You can use the Test Classification feature to ensure each document type is properly trained to classify and separate multiple pages or multiple documents within a single uploaded file. All files are processed according to the settings in the batch class. All plugins required for the DOCUMENT_ASSEMBLER to execute a particular configuration must be present in the batch class workflow. Classification will default to the option selected in the DOCUMENT_ASSEMBLER plugin.

Perform test classification

To test document type classification:

  1. From the Batch Class Management screen, select your batch class and click Open.
  2. Go to Document Types.
  3. Click Upload Test Classification Files.
  4. Select your test classification files and click Open.

    This will upload the files to Transact.

  5. Click Test Classification.
  6. Enable or disable Workflow according to your requirements.
    • ON: Classification Types are disabled and test classification results are generated using the batch class configurations. This is the default option.

    • OFF: Results are generated based on the selected Classification Types.

  7. Click Classify.
  8. Review the results to verify that each document type has been separated correctly. Transact highlights the document or page rows where the confidence is lower than the confidence threshold for the document. This indicates a document that requires manual validation in the Review or Validate modules.
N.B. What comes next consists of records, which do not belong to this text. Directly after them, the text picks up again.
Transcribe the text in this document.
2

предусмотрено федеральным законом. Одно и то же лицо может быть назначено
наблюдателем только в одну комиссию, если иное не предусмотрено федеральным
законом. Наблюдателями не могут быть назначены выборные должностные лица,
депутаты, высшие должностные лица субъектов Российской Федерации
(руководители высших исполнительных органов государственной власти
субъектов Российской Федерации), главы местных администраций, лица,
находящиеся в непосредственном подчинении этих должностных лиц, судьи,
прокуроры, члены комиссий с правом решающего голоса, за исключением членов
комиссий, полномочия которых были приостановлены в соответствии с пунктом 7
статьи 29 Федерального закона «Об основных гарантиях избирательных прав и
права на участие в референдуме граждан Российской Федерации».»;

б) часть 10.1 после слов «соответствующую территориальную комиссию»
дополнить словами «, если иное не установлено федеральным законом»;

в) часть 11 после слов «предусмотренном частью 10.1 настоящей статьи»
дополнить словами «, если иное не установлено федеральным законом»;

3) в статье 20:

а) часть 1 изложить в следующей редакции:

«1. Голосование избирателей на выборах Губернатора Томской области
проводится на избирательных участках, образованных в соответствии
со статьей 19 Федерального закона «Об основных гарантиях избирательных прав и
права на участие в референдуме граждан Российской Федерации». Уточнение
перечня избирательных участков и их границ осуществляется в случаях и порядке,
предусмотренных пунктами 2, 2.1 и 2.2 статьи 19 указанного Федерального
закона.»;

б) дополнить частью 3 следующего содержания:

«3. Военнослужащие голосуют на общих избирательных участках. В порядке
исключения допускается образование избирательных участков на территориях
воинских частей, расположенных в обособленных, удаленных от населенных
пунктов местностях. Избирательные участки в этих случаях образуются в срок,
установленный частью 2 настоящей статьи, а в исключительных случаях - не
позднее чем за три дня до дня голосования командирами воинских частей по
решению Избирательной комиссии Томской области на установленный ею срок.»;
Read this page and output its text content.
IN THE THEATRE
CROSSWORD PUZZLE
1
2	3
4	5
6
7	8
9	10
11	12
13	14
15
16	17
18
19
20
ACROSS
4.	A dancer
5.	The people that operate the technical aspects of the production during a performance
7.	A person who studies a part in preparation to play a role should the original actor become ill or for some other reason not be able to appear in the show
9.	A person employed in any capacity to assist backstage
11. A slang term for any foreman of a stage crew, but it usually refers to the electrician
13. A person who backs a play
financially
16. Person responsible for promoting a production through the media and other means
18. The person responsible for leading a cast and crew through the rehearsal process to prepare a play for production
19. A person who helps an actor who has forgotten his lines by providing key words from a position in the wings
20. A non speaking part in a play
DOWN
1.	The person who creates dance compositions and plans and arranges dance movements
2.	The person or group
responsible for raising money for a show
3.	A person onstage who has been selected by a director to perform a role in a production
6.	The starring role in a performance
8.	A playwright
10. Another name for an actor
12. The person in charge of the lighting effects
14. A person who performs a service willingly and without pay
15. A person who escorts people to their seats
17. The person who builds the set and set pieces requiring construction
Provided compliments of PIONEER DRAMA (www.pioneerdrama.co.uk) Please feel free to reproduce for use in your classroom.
    The classification results are shown in a tabular form with the following details about the input images:

    • Classification Type: The type of classification performed on the set of inputs.

    • Document Type: The type of document classified for this input page.

    • Document Identifier: The identifier of the document classified.

    • Document Confidence: The confidence value for this document generated.

    • Page Name: The name of the page is given as input for classification.

    • Page Identifier: The identifier of the page in accordance with the inputs provided.

    • Page Classification: The classification done for the page. This contains the name of the document type for which the image is classified with the name of the page type such as FIRST_PAGE, MIDDLE_PAGE or LAST_PAGE.

    • Page Confidence: The confidence generated for this page after classification.

    • Classification Sample: The name of the classification/learned file name from the lucene-search-classification-sample folders. This value is only populated in the case of Search Classification. For all other classification methods, it is set as "NA".

  9. If required, click Download to download the resulting batch.xml structured output, which contains all details of processing.

    To remove all input files and the results generated from test-classification-folder, click Clear.